6 Common Hiring Practices With Unintentional Bias
These slip-ups are in fact common primarily because the underlying bias is accidental.
Check out any publication talking about HR these days and you'll see that diversity and inclusion is a hot topic. And we're totally on board and encouraged, because from any and all angles -- ethically, socially, culturally and in every sense of business success -- the mission to create more inclusive work environments is a positive development.
This move to create a more diverse and inclusive workplace (beyond just playing lip service to it on a website) is pushing employers to evaluate their practices at every level -- from recruitment to learning and development, to terminations and everything in between. Thought leaders and leading practitioners are reckoning with more than just outright discrimination in their talent programs, too. It's now time to dig into the accidentally biased practices that, though unintentionally prejudiced, are problematic nonetheless. And unfortunately, they're also pervasive.
Think you're in the clear? Take a look at the examples below. These six slip-ups are in fact common primarily because the underlying bias is accidental (and, for many, non-obvious at first glance). See if any of these sound familiar ...
1. Writing exclusionary job descriptions
Well-meaning managers and recruiters can inadvertently discourage whole groups of would-be applicants by using gendered, ageist or otherwise restrictive terms in job descriptions. Consider postings that use titles such as social media "rock star" or analytics "ninja" -- these are both male-oriented words, and could turn some people off.
Another thing to be careful of: labeling certain skills, degrees or experiences "required" when they're really just nice-to-haves. Research shows that women are significantly more likely than men to interpret listed requirements as literally required and forego applying if they don't meet the exact qualifications.
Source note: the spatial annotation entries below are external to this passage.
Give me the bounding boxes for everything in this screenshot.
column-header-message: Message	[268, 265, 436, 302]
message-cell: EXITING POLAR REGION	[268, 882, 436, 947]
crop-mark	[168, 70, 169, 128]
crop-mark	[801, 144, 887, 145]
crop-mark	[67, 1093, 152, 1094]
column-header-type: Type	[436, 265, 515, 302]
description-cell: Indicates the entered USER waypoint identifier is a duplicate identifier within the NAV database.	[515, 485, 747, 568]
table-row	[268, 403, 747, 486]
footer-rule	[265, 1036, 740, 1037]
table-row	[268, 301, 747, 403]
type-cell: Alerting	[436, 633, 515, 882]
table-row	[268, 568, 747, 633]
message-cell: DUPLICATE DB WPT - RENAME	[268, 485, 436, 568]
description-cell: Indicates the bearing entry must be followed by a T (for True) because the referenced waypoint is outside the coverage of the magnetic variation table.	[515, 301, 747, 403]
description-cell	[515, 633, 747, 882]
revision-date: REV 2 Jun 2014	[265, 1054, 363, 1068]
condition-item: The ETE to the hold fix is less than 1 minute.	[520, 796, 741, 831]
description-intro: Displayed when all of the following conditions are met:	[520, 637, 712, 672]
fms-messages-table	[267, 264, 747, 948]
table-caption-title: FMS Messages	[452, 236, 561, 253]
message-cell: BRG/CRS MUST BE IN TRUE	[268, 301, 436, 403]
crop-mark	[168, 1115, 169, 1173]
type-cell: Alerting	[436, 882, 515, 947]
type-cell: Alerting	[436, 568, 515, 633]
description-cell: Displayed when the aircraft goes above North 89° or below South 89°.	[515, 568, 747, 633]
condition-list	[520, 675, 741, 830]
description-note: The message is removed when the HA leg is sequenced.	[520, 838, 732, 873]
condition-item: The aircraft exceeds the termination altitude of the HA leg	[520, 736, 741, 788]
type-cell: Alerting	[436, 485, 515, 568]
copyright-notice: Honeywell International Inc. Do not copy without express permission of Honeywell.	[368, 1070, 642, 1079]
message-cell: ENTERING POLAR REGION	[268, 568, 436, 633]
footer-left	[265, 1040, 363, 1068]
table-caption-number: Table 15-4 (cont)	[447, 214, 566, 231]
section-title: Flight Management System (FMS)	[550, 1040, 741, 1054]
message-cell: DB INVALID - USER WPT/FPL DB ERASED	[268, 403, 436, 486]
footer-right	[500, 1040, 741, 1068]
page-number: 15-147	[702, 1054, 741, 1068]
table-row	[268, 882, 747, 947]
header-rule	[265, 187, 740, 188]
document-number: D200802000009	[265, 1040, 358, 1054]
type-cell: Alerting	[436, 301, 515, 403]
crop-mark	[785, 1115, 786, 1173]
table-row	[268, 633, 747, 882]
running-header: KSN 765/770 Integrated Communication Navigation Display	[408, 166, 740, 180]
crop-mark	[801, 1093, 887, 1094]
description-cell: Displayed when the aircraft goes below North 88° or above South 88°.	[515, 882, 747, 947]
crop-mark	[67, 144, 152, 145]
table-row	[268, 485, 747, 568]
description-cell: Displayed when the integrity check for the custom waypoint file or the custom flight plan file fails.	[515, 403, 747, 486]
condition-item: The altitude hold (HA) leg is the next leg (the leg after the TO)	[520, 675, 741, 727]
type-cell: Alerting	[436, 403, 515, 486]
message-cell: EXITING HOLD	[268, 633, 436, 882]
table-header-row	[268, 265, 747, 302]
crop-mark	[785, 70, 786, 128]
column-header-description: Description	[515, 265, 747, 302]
2. Overlooking (or not expanding beyond) certain job boards
Think about where you post your jobs: Are your listings reaching a diverse audience? Do you stick only to mainstream job boards? Are you partial to niche sites, exclusive networks or certain college job hubs?
None of these approaches are inherently bad but be mindful of how wide (or not) of a net you're really casting. It's fine to target these sites and networks, but not at the exclusion of other job boards and communities that could just as well send you great candidates.
3. Filtering for big-name schools or brands
We totally get it. Recruiters are slammed and need to sift through hundreds, sometimes thousands, of resumes. So, it's understandable that they've historically used markers like alma mater or previous employer to quickly cut down a giant pile of resumes. But, consider the baked-in privilege and prejudice that's perpetuated with this approach. By favoring certain universities or companies, you're adopting other institutions' admissions or selection criteria, which are undoubtedly rife with their own biases.
Check out how diversity in a talent pool changes for campus recruiting initiatives when filtering for school or GPA. As the data shows, if you screen by top brand colleges, you reduce the opportunity for underrepresented minorities by 23 percent.
Better to select for criteria that are proven to be predictive of performance.
4. Using non-diverse interview panels
Even the most informed, most kind-hearted, most self-aware humans among us are not entirely objective. No one is immune to developing implicit biases, the automatic assumptions and generalizations based on society's stereotypes we all subconsciously make. Unfortunately, these skewed views often go unchecked in the interview process due to using a non-diverse mix of interviewers. Having multiple backgrounds and worldviews in the interview loop helps counter incorrect presumptions and illegitimate hiring decisions.
5. Using unstructured interview processes
When you're hiring for a particular role at your company, do your interviewers ask a consistent set of questions or do they ask whatever's on top of mind? Do each of the interviewers follow the same framework for assessing and ranking candidates from interview to interview?
It seems obvious that standardizing all elements of the interview process is the only way to make it fair, but too often, things are a little (or a lot) less streamlined. And when things are loose, the door for bias is left open. Moreover, they aren't effective anyways. An unstructured interview adds only 8 percent to the predictive power of knowing someone's raw intelligence alone.
6. Letting likeness or likeability sway decisions
We have all heard of "the beer test" and "mini-me hiring," or at least the general concepts behind them: hiring someone based on if you'd enjoy having a beer with them, or hiring someone who reminds you of yourself, respectively. These are pretty plainly biased ways of choosing a new team member, but people aren't always aware they're engaging in them (diverse panels and structured interviews really help here).
Two related issues under the likeness/likeability umbrella are: hiring based on communication skills (really, interviewing skills) and hiring for "culture fit" (when your culture itself contains biases). In the former, a strong interviewee can beat out a more qualified candidate just by virtue of being more likeable or sounding more competent. In the latter, a great candidate can be overlooked because he or she is deemed "not a fit" -- which itself is a perfectly fine reason to pass on someone, but only if your cultural principles are free of bias.
The HR world has certainly made progress on reducing bias and increasing diversity, but there's still a long way to go. The more recruiters and talent leaders examine their organizations' hiring habits, the more they uncover, and the more things improve. Take these examples and run with them -- and let's all keep looking, listening, and learning.